The owners of The Star-Ledger plan to close New Jersey’s largest newspaper by year’s end if its production unions don’t make concessions in contract negotiations, the publisher said Wednesday.
In a letter to staff, publisher Richard Vezza said the company felt “pushed into a corner” by the unions, whose contracts expire in July. Vezza said the unions have until Sept. 27 to make compromises or else the paper will shut down.
“This is not a threat. This is reality,” Vezza said in an interview with The Associated Press.
The paper’s website, nj.com, is owned by a separate company, and will continue to publish “no matter what happens with the Ledger,” Vezza said.
The unions issued a joint statement saying their studies of the paper’s ad revenues came up with different figures than the company’s, and accusing the Ledger of trying to force the press workers, drivers and other production employees to accept a steep wage cut.

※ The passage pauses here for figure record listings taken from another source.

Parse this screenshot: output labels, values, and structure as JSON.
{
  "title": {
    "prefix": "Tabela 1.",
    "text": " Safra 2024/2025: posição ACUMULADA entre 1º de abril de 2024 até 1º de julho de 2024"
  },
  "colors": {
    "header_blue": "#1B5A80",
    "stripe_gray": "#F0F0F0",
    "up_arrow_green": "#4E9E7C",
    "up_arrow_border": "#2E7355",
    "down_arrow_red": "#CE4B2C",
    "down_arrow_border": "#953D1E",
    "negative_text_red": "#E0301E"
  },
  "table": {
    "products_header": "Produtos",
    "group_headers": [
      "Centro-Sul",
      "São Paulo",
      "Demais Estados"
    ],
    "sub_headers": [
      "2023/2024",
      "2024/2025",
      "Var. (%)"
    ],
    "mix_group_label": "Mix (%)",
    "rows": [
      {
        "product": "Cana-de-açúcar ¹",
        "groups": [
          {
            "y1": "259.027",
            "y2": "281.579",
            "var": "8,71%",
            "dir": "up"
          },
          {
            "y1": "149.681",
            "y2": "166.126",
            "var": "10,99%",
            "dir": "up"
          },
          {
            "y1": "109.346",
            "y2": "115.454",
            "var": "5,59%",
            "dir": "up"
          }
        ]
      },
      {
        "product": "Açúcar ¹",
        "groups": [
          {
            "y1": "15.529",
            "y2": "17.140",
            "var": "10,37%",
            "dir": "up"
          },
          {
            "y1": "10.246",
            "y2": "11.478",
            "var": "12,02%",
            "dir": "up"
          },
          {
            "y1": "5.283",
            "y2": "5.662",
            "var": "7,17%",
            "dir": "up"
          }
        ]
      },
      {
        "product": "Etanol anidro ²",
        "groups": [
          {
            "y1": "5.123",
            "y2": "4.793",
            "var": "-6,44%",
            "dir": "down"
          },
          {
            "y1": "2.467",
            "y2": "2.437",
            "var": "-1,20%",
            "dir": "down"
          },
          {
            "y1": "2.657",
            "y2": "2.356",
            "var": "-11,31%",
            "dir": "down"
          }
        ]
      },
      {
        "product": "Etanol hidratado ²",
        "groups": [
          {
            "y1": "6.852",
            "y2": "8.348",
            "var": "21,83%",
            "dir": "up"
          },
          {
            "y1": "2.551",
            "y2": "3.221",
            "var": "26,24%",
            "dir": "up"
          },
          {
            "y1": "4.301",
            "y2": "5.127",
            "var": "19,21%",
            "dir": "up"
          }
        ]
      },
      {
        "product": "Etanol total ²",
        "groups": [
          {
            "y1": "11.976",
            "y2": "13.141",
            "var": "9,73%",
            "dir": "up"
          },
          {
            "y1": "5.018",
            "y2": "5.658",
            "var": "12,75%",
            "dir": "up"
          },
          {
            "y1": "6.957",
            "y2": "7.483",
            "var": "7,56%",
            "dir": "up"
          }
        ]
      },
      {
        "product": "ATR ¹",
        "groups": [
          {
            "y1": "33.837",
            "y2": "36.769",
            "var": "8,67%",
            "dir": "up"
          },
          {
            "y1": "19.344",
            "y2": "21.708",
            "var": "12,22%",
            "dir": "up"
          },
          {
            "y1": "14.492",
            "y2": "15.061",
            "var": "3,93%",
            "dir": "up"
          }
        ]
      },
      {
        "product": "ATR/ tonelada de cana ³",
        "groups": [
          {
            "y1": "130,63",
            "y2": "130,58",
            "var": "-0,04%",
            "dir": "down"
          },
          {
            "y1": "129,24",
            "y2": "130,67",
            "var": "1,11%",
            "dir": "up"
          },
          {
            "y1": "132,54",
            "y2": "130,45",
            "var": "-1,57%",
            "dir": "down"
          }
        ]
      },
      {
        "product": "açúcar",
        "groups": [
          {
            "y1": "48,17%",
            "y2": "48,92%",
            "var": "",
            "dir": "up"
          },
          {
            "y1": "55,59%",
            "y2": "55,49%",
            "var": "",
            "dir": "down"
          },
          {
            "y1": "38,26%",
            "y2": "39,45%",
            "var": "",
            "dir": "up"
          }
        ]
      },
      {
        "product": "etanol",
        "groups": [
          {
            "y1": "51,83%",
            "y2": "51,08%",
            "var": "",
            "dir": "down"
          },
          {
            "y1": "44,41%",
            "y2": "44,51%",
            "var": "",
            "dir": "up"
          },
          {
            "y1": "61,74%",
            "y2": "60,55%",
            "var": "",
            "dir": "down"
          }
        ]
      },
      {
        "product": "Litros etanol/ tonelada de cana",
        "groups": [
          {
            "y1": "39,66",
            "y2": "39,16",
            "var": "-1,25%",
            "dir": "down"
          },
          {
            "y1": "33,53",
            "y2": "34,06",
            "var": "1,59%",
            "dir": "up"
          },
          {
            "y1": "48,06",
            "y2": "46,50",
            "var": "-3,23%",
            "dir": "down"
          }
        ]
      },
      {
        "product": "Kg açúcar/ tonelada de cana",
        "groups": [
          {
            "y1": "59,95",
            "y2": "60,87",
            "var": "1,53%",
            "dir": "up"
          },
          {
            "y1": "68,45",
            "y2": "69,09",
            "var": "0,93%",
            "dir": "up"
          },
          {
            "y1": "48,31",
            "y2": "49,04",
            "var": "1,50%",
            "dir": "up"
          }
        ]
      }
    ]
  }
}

“Vezza’s announcement that he will cease publication unless a settlement is reached with all the unions is another sad and pathetic attempt to pound all of our union brothers and sisters into a state of submission,” said Ed Shown, president of the Council of Star-Ledger Unions and one of the Teamsters locals.
Vezza said the unions had shown little interest in “meaningful negotiations.” Shown said the Ledger demanded a 55 percent cut in the entire wage package, which he said showed a lack of meaningful negotiation on the part of the company.
He said the unions are willing to “do whatever we have to so that the Star-Ledger may remain a thriving newspaper in these challenging economic times.”
In his letter, Vezza said the paper lost $19.8 million last year, and is on track to do the same in 2013. The Star-Ledger lost $12 million in 2011.
In January, the paper laid off 34 employees from its newsroom, which is not unionized. In recent years, wages and benefits have been cut and staff members have been forced to take unpaid furlough days.
Vezza said the paper asked the unions to negotiate in December over the possibility of outsourcing production, a move he said could save $9 million a year. He said outsourcing without a union agreement would likely lead to a protracted court fight.
Shown said the unions do not believe the company was ever serious about outsourcing production, but still wants the $9 million the company says it would save by doing so.
“This is a very serious and painful situation,” Vezza told the AP. “It is certainly something we wouldn’t have done unless we felt that we really sort of had our backs to the wall on this.”
This is not the first time the Star-Ledger has threatened to shut down. In 2008, the then-publisher said the paper would cease to print if union concessions weren’t met. The two sides reached an agreement a few months later.
“I am optimistic that we’re going to be able to strike a deal with the union,” Vezza said.
Shown said the unions “look forward to settling their differences with the company so the Star-Ledger will remain a vital resource providing valuable news coverage to our state.”
The Star-Ledger is part of Advance Publications Inc., a privately held company owned by the Newhouse family.
Unlike some of its sister papers, the Star-Ledger has no plans to reduce its print edition to three days a week, Vezza said. The company has said the market is too competitive to make that a cost-cutting option.
The Star-Ledger has 771 employees, 240 on the production staff and 170 in the newsroom.